Fakat hangi aygıt ya da sistem televizyon kadar çabuk ve pratiktir aktarma işinde…

Dizi filmlerden, eğitici programlardan, yemek ve eğlence programlarından hatta reklamları bile toplumu değiştirici ve dönüştürücü bir sihre sahiptir. Toplumun günlük yaşamına hitabeden ondan daha etkileyici bir aygıt bulunmuyor bugünün dünyasında. Belgesellerden tutun da bilgi içeren her programa en kolay yoldan ulaşmanın yegâne aygıtı hâlâ televizyon kanalları arasında gezinmekten geçiyor.

Televizyon, kitap ile bilgisayar arsındaki konumuyla dünya coğrafyasının büyük bölümünde izleyenlerine yaşadığı hayatın daha ötesini gösteren, hayal ettiren, daha ötesini düşündüren bir aydınlanma aracı işlevini görmektedir.

Modern olan; gelenek, görenek ve alışkanlıklarla sarmallanmış değerler dünyasına en kestirme biçimde televizyonla giriş yapabiliyor.
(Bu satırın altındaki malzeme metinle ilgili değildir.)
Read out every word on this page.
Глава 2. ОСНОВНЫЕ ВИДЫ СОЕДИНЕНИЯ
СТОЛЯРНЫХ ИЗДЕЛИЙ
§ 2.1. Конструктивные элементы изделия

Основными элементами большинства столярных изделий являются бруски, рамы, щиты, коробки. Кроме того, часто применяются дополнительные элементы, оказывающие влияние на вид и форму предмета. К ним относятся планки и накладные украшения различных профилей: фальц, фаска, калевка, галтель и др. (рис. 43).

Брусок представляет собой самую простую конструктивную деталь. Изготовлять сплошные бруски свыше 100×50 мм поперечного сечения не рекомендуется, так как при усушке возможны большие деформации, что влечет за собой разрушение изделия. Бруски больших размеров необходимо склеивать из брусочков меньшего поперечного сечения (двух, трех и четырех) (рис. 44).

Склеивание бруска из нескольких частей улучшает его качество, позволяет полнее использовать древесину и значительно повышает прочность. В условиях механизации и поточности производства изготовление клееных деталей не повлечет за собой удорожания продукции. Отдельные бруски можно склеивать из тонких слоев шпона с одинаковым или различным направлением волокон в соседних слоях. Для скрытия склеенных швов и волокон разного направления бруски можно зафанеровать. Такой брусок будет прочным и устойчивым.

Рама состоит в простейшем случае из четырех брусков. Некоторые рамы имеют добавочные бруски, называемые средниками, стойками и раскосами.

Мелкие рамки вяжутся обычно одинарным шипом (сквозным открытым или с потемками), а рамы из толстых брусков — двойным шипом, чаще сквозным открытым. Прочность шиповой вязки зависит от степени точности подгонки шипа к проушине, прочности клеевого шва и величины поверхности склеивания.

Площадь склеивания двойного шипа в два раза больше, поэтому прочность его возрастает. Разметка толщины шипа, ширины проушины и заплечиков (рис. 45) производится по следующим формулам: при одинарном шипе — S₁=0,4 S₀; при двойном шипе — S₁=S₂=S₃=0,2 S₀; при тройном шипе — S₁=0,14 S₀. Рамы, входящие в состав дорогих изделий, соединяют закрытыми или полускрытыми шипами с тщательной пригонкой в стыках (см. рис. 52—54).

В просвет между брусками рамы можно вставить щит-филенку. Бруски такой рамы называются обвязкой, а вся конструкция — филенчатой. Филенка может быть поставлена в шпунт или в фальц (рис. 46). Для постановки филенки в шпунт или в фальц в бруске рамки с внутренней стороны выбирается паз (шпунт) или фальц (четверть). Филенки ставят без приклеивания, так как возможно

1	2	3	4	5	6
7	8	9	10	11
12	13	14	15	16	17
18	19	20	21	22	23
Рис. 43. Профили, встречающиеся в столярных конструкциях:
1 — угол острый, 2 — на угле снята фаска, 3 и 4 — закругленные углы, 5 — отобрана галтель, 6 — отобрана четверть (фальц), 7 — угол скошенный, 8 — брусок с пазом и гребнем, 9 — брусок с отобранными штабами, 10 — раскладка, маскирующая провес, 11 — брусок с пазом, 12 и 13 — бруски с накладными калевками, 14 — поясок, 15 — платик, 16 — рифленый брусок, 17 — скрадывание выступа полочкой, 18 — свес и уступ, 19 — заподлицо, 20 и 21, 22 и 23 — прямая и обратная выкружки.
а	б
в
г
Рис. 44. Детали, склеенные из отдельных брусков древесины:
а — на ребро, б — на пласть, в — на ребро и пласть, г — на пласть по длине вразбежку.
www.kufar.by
Yoksullar, alfabesizler, dogmalar âleminde yaşayanlar, sınırları dışına çıkmayı reddedenler, eğitimin çağdaş önerileri karşısında edindiği geleneksel değerlere sımsıkı sarılanlar, kocasına hizmet etmeyi hayat düsturu edinmiş kadınlar, bağlandığı şeyhin kölesi haline gelmiş erkekler; kısacası değişim ve dönüşüm karşısında ısrarla ve her ne nedenle olursa olsun duranlar bile televizyonun büyülü ekranı karşısında farkında olmadan değişmektedir.
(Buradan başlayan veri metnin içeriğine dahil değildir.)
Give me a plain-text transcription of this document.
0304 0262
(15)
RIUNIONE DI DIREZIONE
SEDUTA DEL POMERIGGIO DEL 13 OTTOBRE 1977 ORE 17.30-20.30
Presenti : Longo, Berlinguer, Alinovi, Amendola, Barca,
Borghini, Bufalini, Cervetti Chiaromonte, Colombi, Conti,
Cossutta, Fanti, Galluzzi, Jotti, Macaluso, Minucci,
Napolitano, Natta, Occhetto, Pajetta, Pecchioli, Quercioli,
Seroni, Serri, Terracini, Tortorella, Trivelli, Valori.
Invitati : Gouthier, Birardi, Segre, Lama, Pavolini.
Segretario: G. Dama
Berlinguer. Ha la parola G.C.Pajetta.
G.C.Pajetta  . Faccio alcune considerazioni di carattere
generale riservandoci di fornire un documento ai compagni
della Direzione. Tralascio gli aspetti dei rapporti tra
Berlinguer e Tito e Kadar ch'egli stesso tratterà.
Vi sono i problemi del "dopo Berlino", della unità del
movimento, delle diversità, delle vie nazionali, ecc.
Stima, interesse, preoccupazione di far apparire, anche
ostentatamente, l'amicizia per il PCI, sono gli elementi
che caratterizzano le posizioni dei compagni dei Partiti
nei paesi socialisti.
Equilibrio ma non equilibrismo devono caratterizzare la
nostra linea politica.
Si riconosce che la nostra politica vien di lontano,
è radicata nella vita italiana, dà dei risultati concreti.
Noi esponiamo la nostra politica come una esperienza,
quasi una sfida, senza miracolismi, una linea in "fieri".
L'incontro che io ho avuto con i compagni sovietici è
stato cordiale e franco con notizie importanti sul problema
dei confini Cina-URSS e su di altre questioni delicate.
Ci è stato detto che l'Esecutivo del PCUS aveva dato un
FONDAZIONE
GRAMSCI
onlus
Bunlar dün olduğundan artık başka bir kişidir bugün. Demek istediğim şudur: 60’lı yılların gerçeği, bugünün karşı ifadesidir. İlericinin dünün gerekçesi ve mantığıyla oluşturduğu bakış açısı ve argüman, bugünün gerçeği için ya yeniden yorumlanmaya, yeniden inşa edilmeye gereksinim duymakta ya da hiçbir anlam ifade etmemektedir.